As these 3 things continue to spread – and I use that term in the current tense, because they’re still happening – Microsoft SQL Server is less and less the obvious de-facto choice for C# developers. If you’re building a C# app in the cloud, it might make more sense to use:
- DynamoDB if you just need key/value storage, not a full blown relational database
- Redis if you just need a cache
- Azure SQL DB if you just need a little code in Azure Functions, and you need relations
- PostgreSQL if you want relational at a low cost without being tied into a cloud vendor
- Just a plain ol’ file share if you want to save XML or JSON data for later analysis with a variety of tools
- And so on.
Plus, those 3 things above lowered the barrier to using multiple persistence layers, each for their own specialized purpose. There were so many persistence layers available, at such a seemingly low cost, without having to worry about on-premises support for each of ’em – that developers became more emboldened to use multiple persistence layers even inside a single application.
The architect in me loves this because we get to choose the perfect tool for each task at hand.
The business owner in me is horrified because we’re heading for something completely untenable.
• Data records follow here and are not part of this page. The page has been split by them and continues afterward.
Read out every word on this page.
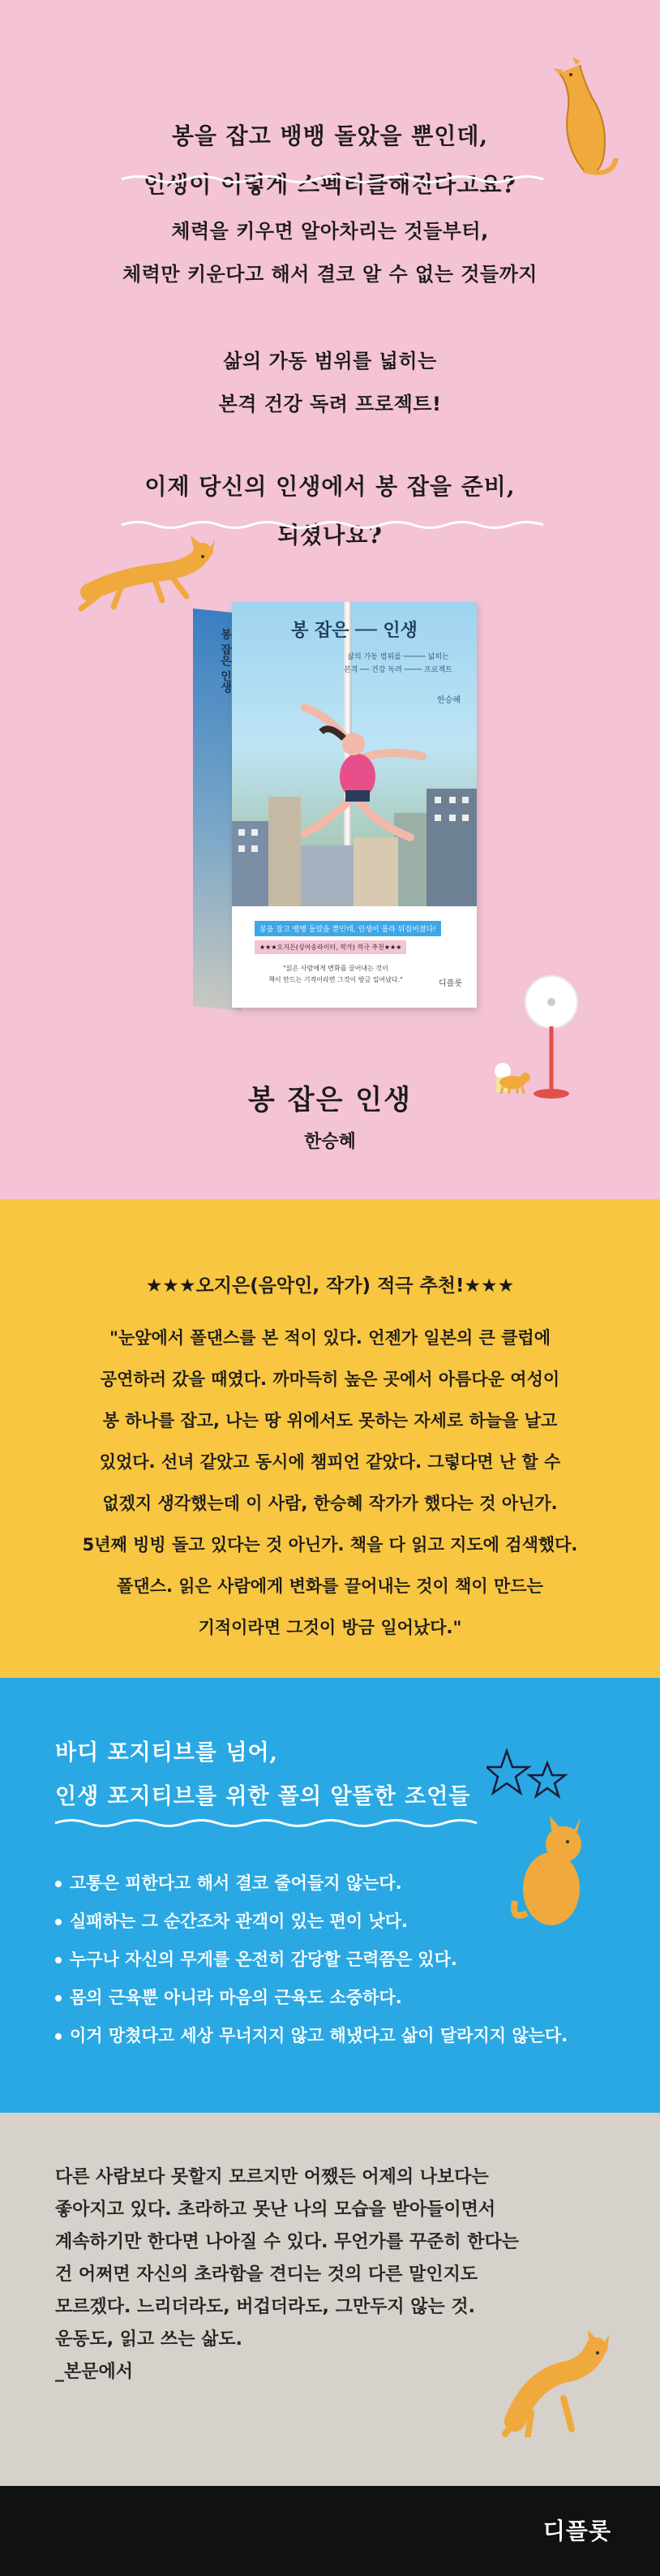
봉을 잡고 뱅뱅 돌았을 뿐인데,
인생이 이렇게 스펙터클해진다고요?
체력을 키우면 알아차리는 것들부터,
체력만 키운다고 해서 결코 알 수 없는 것들까지
삶의 가동 범위를 넓히는
본격 건강 독려 프로젝트!
이제 당신의 인생에서 봉 잡을 준비,
되셨나요?
봉 잡은 인생	봉 잡은 ── 인생
삶의 가동 범위를 ───── 넓히는
본격 ── 건강 독려 ──── 프로젝트
한승혜
봉을 잡고 뱅뱅 돌았을 뿐인데, 인생이 몰라 뒤집어졌다!
★★★오지은(싱어송라이터, 작가) 적극 추천★★★
"읽은 사람에게 변화를 끌어내는 것이
책이 만드는 기적이라면 그것이 방금 일어났다."	디플롯
봉 잡은 인생
한승혜
★★★오지은(음악인, 작가) 적극 추천!★★★
"눈앞에서 폴댄스를 본 적이 있다. 언젠가 일본의 큰 클럽에
공연하러 갔을 때였다. 까마득히 높은 곳에서 아름다운 여성이
봉 하나를 잡고, 나는 땅 위에서도 못하는 자세로 하늘을 날고
있었다. 선녀 같았고 동시에 챔피언 같았다. 그렇다면 난 할 수
없겠지 생각했는데 이 사람, 한승혜 작가가 했다는 것 아닌가.
5년째 빙빙 돌고 있다는 것 아닌가. 책을 다 읽고 지도에 검색했다.
폴댄스. 읽은 사람에게 변화를 끌어내는 것이 책이 만드는
기적이라면 그것이 방금 일어났다."
바디 포지티브를 넘어,
인생 포지티브를 위한 폴의 알뜰한 조언들
고통은 피한다고 해서 결코 줄어들지 않는다.
실패하는 그 순간조차 관객이 있는 편이 낫다.
누구나 자신의 무게를 온전히 감당할 근력쯤은 있다.
몸의 근육뿐 아니라 마음의 근육도 소중하다.
이거 망쳤다고 세상 무너지지 않고 해냈다고 삶이 달라지지 않는다.
다른 사람보다 못할지 모르지만 어쨌든 어제의 나보다는
좋아지고 있다. 초라하고 못난 나의 모습을 받아들이면서
계속하기만 한다면 나아질 수 있다. 무언가를 꾸준히 한다는
건 어쩌면 자신의 초라함을 견디는 것의 다른 말인지도
모르겠다. 느리더라도, 버겁더라도, 그만두지 않는 것.
운동도, 읽고 쓰는 삶도.
_본문에서
디플롯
2021-2030: Welcome to Sprawl 2.0.
Data lives everywhere, in redundant copies, none of which speak to each other, and all of which cost us by the byte, by the month.
Performance sucks everywhere, and every query costs us by the byte of data read.
None of these persistence layers (SQL Server included) have good cost management built in for size or performance. Most databases are still in their infancy of telling you which queries are burning the most resources, let alone telling you which queries are costing you the most money.
I got a sneak peek when I was talking to the data warehouse manager at one of my clients. He showed me their architecture diagram for their next-generation data warehouse: Azure Data Factory pulling files from sources, loading them into various databases, dumping flat files into a data lake, queried from Spark and Microsoft Big Data Clusters. He explained which parts were pay-as-you-go services, which parts were VMs, and which parts were in Kubernetes.
Then he said, “Yesterday, my costs quadrupled. The only reason we even found out so quickly is because the accounting team had an alert set up. My team has been working on it for four hours, and they’ve narrowed it down to query workloads (not storage or ADF) – but we’re realizing we don’t even have the skills to answer the question of what queries cost us the most money yesterday, or if they’re new queries, or new users, or changed database structures, or what.”
“We’re just letting people run queries and light money on fire.”
New database servers could solve this, but won’t.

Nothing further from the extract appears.